Die Lateinische Münzunion: ein Präzedenzfall für den Euro

In einer sehr interessanten Analyse zeigt Marius Kleinheyer von Flossbach von Storch die Parallelen zwischen der lateinischen Währungsunion und dem Euro. Fazit: nicht gut.

  • „Bereits im 19. Jahrhundert gab es den Versuch einer europäischen Währungsunion, die sogenannte Lateinische Münzunion. Frankreich, Belgien, die Schweiz und Italien vereinbarten 1865 einen gemeinsamen Vertrag, der für alle Länder gemeinsames Geld, bestehend aus Gold- und Silbermünzen bringen sollte. (…) Das große Projekt scheiterte schnell, die Union hielt aber noch relativ lange durch, weil die Mitgliedsländer die Kosten eines Austritts scheuten. (…) Die Lateinische Münzunion hätte den Gründervätern des Euro eine Lehre sein können: Heterogene Staaten mit nationaler Souveränität lassen sich nicht über ein Geldsystem integrieren.“ – bto: Das schauen wir uns jetzt mal genauer an. Ich bin selbst noch nicht so in die Geschichte eingestiegen und vielleicht geht es dem einen oder anderen Leser von bto ebenso.
  • „Frankreich war über weite Strecken des 19. Jahrhunderts Hegemonialmacht in Europa. Zum Zeitpunkt der Gründung der Münzunion befand sich Napoleon III. und sein so genanntes Zweites Kaiserreich im Zenit der Macht. Die führende Rolle in der Machtstruktur des Kontinents spiegelte sich allerdings nicht in der ökonomischen Leistungsfähigkeit des Landes wider. Die Industrialisierung setzte erst verspätet ein. (…) Französisches Kapital floss vor allem nach Belgien und in die Schweiz. Frankreich war damit ein wichtiger Finanzpartner für beide Länder. Unter den Gründungsstaaten der Lateinischen Münzunion lag Italien in der ökonomischen Entwicklung am Weitesten zurück. (…) Nimmt man den Anteil der Analphabeten in der Bevölkerung 1850 als ein Gradmesser des Entwicklungsstandes der Länder Mitte des 19. Jahrhunderts, ergibt sich eine klare Reihenfolge: 1. Schweiz: 30 %, 2. Frankreich: 40 – 45 %, 3. Italien: 75 – 80 %.“ – bto: Frankreich versuchte politische Macht in wirtschaftliche Macht zu übersetzen und sich an Belgien und die Schweiz zu hängen, die deutlich fortgeschrittener waren. Italien ein Problemfall.

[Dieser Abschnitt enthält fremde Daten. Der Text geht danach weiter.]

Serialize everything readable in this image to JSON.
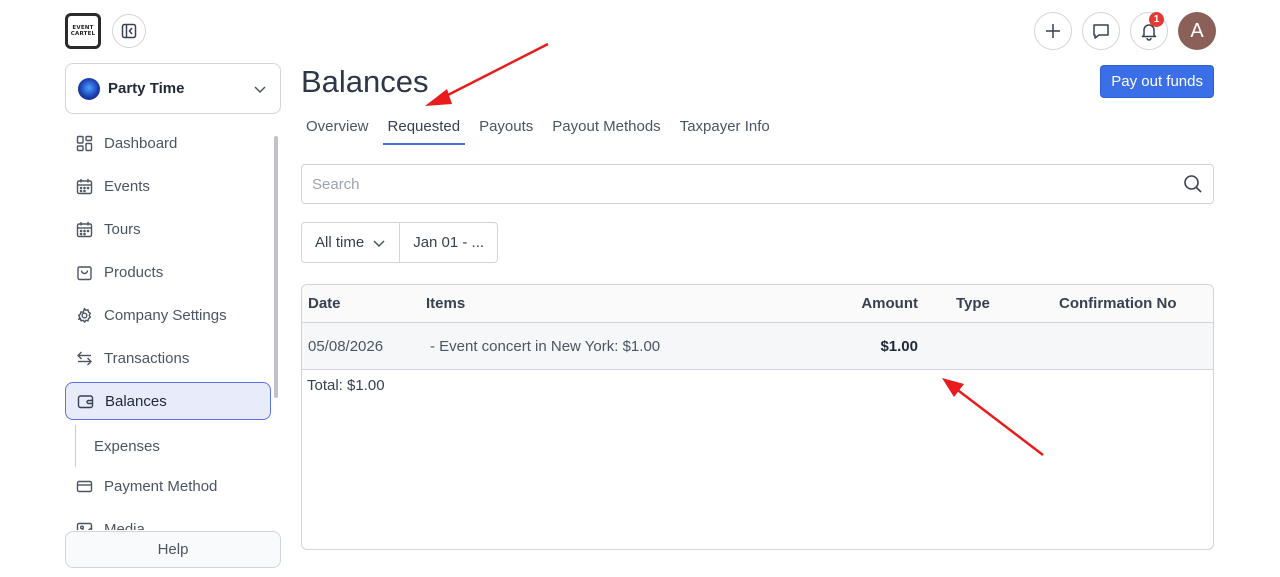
{
  "brand": {
    "logo_line1": "EVENT",
    "logo_line2": "CARTEL"
  },
  "org": {
    "name": "Party Time"
  },
  "sidebar": {
    "items": [
      {
        "label": "Dashboard",
        "icon": "dashboard-icon"
      },
      {
        "label": "Events",
        "icon": "calendar-icon"
      },
      {
        "label": "Tours",
        "icon": "calendar-icon"
      },
      {
        "label": "Products",
        "icon": "shopping-bag-icon"
      },
      {
        "label": "Company Settings",
        "icon": "gear-icon"
      },
      {
        "label": "Transactions",
        "icon": "arrows-icon"
      },
      {
        "label": "Balances",
        "icon": "wallet-icon",
        "active": true
      },
      {
        "label": "Expenses",
        "sub": true
      },
      {
        "label": "Payment Method",
        "icon": "credit-card-icon"
      },
      {
        "label": "Media",
        "icon": "image-icon"
      }
    ],
    "help_label": "Help"
  },
  "header": {
    "notification_count": "1",
    "avatar_initial": "A"
  },
  "main": {
    "title": "Balances",
    "payout_label": "Pay out funds",
    "tabs": [
      {
        "label": "Overview"
      },
      {
        "label": "Requested",
        "active": true
      },
      {
        "label": "Payouts"
      },
      {
        "label": "Payout Methods"
      },
      {
        "label": "Taxpayer Info"
      }
    ],
    "search_placeholder": "Search",
    "filters": {
      "period": "All time",
      "date_range": "Jan 01 - ..."
    },
    "table": {
      "headers": {
        "date": "Date",
        "items": "Items",
        "amount": "Amount",
        "type": "Type",
        "confirmation": "Confirmation No"
      },
      "rows": [
        {
          "date": "05/08/2026",
          "items": "- Event concert in New York: $1.00",
          "amount": "$1.00",
          "type": "",
          "confirmation": ""
        }
      ],
      "total": "Total: $1.00"
    }
  },
  "colors": {
    "accent": "#3b6fe8",
    "active_bg": "#e7ebfa",
    "annotation": "#e81c1c",
    "badge": "#e53935"
  }
}
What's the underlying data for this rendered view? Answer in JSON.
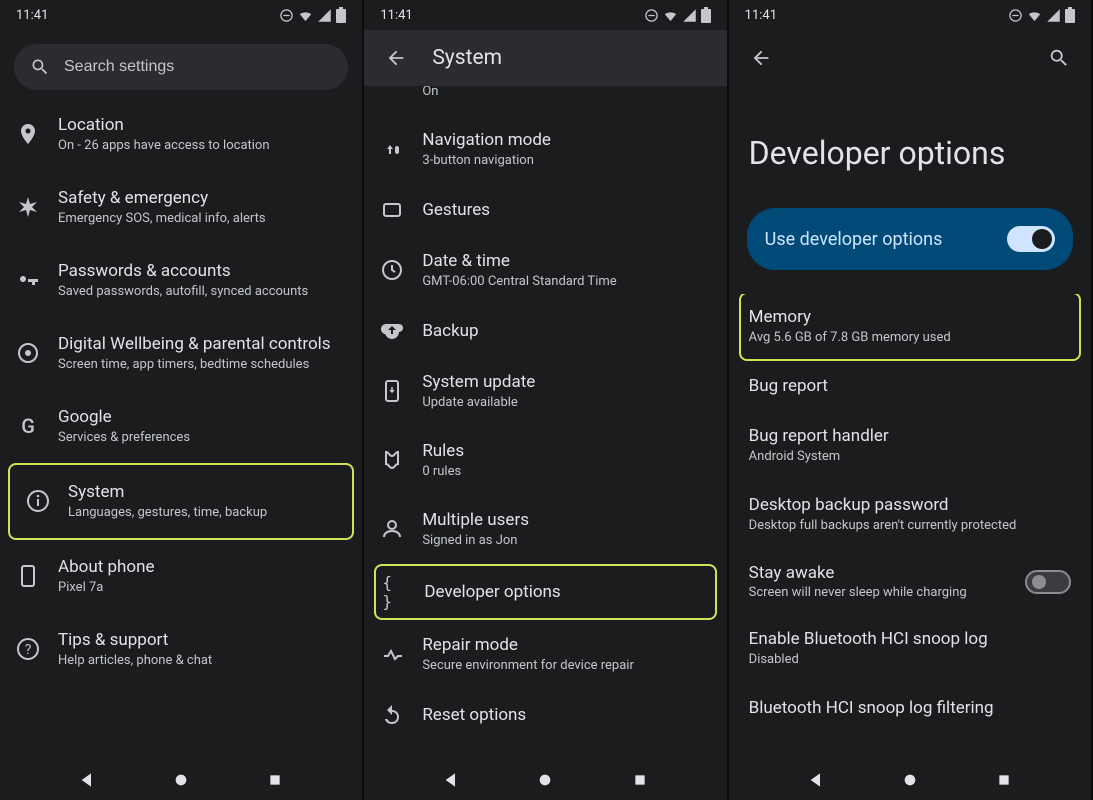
{
  "status": {
    "time": "11:41"
  },
  "panel1": {
    "search_placeholder": "Search settings",
    "items": [
      {
        "icon": "location",
        "title": "Location",
        "subtitle": "On - 26 apps have access to location"
      },
      {
        "icon": "asterisk",
        "title": "Safety & emergency",
        "subtitle": "Emergency SOS, medical info, alerts"
      },
      {
        "icon": "key",
        "title": "Passwords & accounts",
        "subtitle": "Saved passwords, autofill, synced accounts"
      },
      {
        "icon": "wellbeing",
        "title": "Digital Wellbeing & parental controls",
        "subtitle": "Screen time, app timers, bedtime schedules"
      },
      {
        "icon": "google",
        "title": "Google",
        "subtitle": "Services & preferences"
      },
      {
        "icon": "info",
        "title": "System",
        "subtitle": "Languages, gestures, time, backup",
        "highlight": true
      },
      {
        "icon": "phone",
        "title": "About phone",
        "subtitle": "Pixel 7a"
      },
      {
        "icon": "help",
        "title": "Tips & support",
        "subtitle": "Help articles, phone & chat"
      }
    ]
  },
  "panel2": {
    "title": "System",
    "cutoff_subtitle": "On",
    "items": [
      {
        "icon": "gesture",
        "title": "Navigation mode",
        "subtitle": "3-button navigation"
      },
      {
        "icon": "rect",
        "title": "Gestures",
        "subtitle": ""
      },
      {
        "icon": "clock",
        "title": "Date & time",
        "subtitle": "GMT-06:00 Central Standard Time"
      },
      {
        "icon": "backup",
        "title": "Backup",
        "subtitle": ""
      },
      {
        "icon": "update",
        "title": "System update",
        "subtitle": "Update available"
      },
      {
        "icon": "rules",
        "title": "Rules",
        "subtitle": "0 rules"
      },
      {
        "icon": "users",
        "title": "Multiple users",
        "subtitle": "Signed in as Jon"
      },
      {
        "icon": "braces",
        "title": "Developer options",
        "subtitle": "",
        "highlight": true
      },
      {
        "icon": "repair",
        "title": "Repair mode",
        "subtitle": "Secure environment for device repair"
      },
      {
        "icon": "reset",
        "title": "Reset options",
        "subtitle": ""
      }
    ]
  },
  "panel3": {
    "page_title": "Developer options",
    "toggle_label": "Use developer options",
    "toggle_on": true,
    "items": [
      {
        "title": "Memory",
        "subtitle": "Avg 5.6 GB of 7.8 GB memory used",
        "highlight": true
      },
      {
        "title": "Bug report",
        "subtitle": ""
      },
      {
        "title": "Bug report handler",
        "subtitle": "Android System"
      },
      {
        "title": "Desktop backup password",
        "subtitle": "Desktop full backups aren't currently protected"
      },
      {
        "title": "Stay awake",
        "subtitle": "Screen will never sleep while charging",
        "switch": "off"
      },
      {
        "title": "Enable Bluetooth HCI snoop log",
        "subtitle": "Disabled"
      },
      {
        "title": "Bluetooth HCI snoop log filtering",
        "subtitle": ""
      }
    ]
  }
}
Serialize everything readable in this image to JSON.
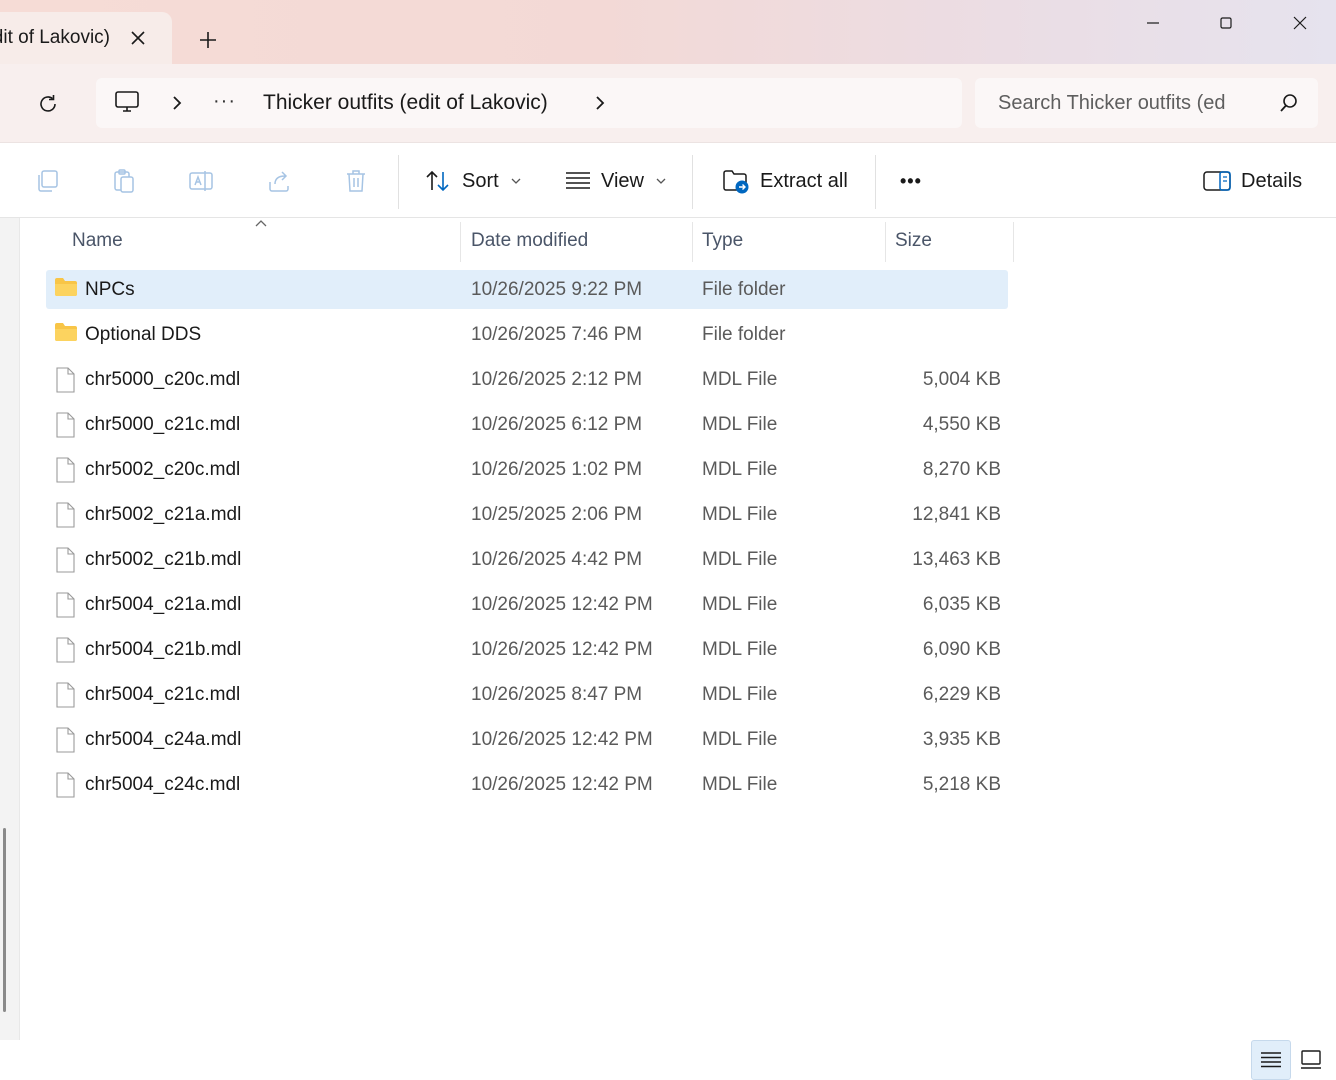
{
  "window": {
    "tab_title": "Thicker outfits (edit of Lakovic)",
    "tab_close_icon": "close-icon",
    "new_tab_icon": "plus-icon",
    "controls": [
      "minimize-icon",
      "maximize-icon",
      "close-icon"
    ]
  },
  "address": {
    "root_icon": "computer-icon",
    "overflow": "···",
    "crumb": "Thicker outfits (edit of Lakovic)"
  },
  "search": {
    "placeholder": "Search Thicker outfits (ed"
  },
  "toolbar": {
    "sort_label": "Sort",
    "view_label": "View",
    "extract_label": "Extract all",
    "more_label": "•••",
    "details_label": "Details"
  },
  "columns": {
    "name": "Name",
    "date": "Date modified",
    "type": "Type",
    "size": "Size"
  },
  "files": [
    {
      "name": "NPCs",
      "date": "10/26/2025 9:22 PM",
      "type": "File folder",
      "size": "",
      "kind": "folder",
      "selected": true
    },
    {
      "name": "Optional DDS",
      "date": "10/26/2025 7:46 PM",
      "type": "File folder",
      "size": "",
      "kind": "folder",
      "selected": false
    },
    {
      "name": "chr5000_c20c.mdl",
      "date": "10/26/2025 2:12 PM",
      "type": "MDL File",
      "size": "5,004 KB",
      "kind": "file",
      "selected": false
    },
    {
      "name": "chr5000_c21c.mdl",
      "date": "10/26/2025 6:12 PM",
      "type": "MDL File",
      "size": "4,550 KB",
      "kind": "file",
      "selected": false
    },
    {
      "name": "chr5002_c20c.mdl",
      "date": "10/26/2025 1:02 PM",
      "type": "MDL File",
      "size": "8,270 KB",
      "kind": "file",
      "selected": false
    },
    {
      "name": "chr5002_c21a.mdl",
      "date": "10/25/2025 2:06 PM",
      "type": "MDL File",
      "size": "12,841 KB",
      "kind": "file",
      "selected": false
    },
    {
      "name": "chr5002_c21b.mdl",
      "date": "10/26/2025 4:42 PM",
      "type": "MDL File",
      "size": "13,463 KB",
      "kind": "file",
      "selected": false
    },
    {
      "name": "chr5004_c21a.mdl",
      "date": "10/26/2025 12:42 PM",
      "type": "MDL File",
      "size": "6,035 KB",
      "kind": "file",
      "selected": false
    },
    {
      "name": "chr5004_c21b.mdl",
      "date": "10/26/2025 12:42 PM",
      "type": "MDL File",
      "size": "6,090 KB",
      "kind": "file",
      "selected": false
    },
    {
      "name": "chr5004_c21c.mdl",
      "date": "10/26/2025 8:47 PM",
      "type": "MDL File",
      "size": "6,229 KB",
      "kind": "file",
      "selected": false
    },
    {
      "name": "chr5004_c24a.mdl",
      "date": "10/26/2025 12:42 PM",
      "type": "MDL File",
      "size": "3,935 KB",
      "kind": "file",
      "selected": false
    },
    {
      "name": "chr5004_c24c.mdl",
      "date": "10/26/2025 12:42 PM",
      "type": "MDL File",
      "size": "5,218 KB",
      "kind": "file",
      "selected": false
    }
  ],
  "colors": {
    "selection": "#e1eefa",
    "folder": "#f8c547",
    "accent": "#0067c0"
  }
}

  • Vor Einführung der Währungsunion galt lange Zeit ein Bimetallstandard mit festem Tauschverhältnis von Gold zu Silber (1:15,5). Durch den Zufluss von Gold aus neuen Fundgebieten kam es zu einer Verzerrung der Preise. „Um Silber als Zahlungsmittel zu schützen, kamen die Regierungen auf die Idee, den Feingehalt der Silbermünzen unter ihren Nennwert zu drücken. Das Problem: Es wurde nicht einheitlich entwertet und auch nicht immer bei den gleichen Münzen. (…)  Die Folge: in den jeweiligen Ländern wurden die Münzen der anderen nicht mehr anerkannt. (…) Die ursprüngliche Intention der Münzunion war also zunächst nur die Behebung technischer Schwierigkeiten des Bimetallismus, um die gegenseitige Anerkennung des Geldes zu ermöglichen.“ – bto: Beim Euro waren es ebenfalls Schwierigkeiten im Handel durch Kursschwankungen, die als Begründung für die Einführung vorgebracht wurden.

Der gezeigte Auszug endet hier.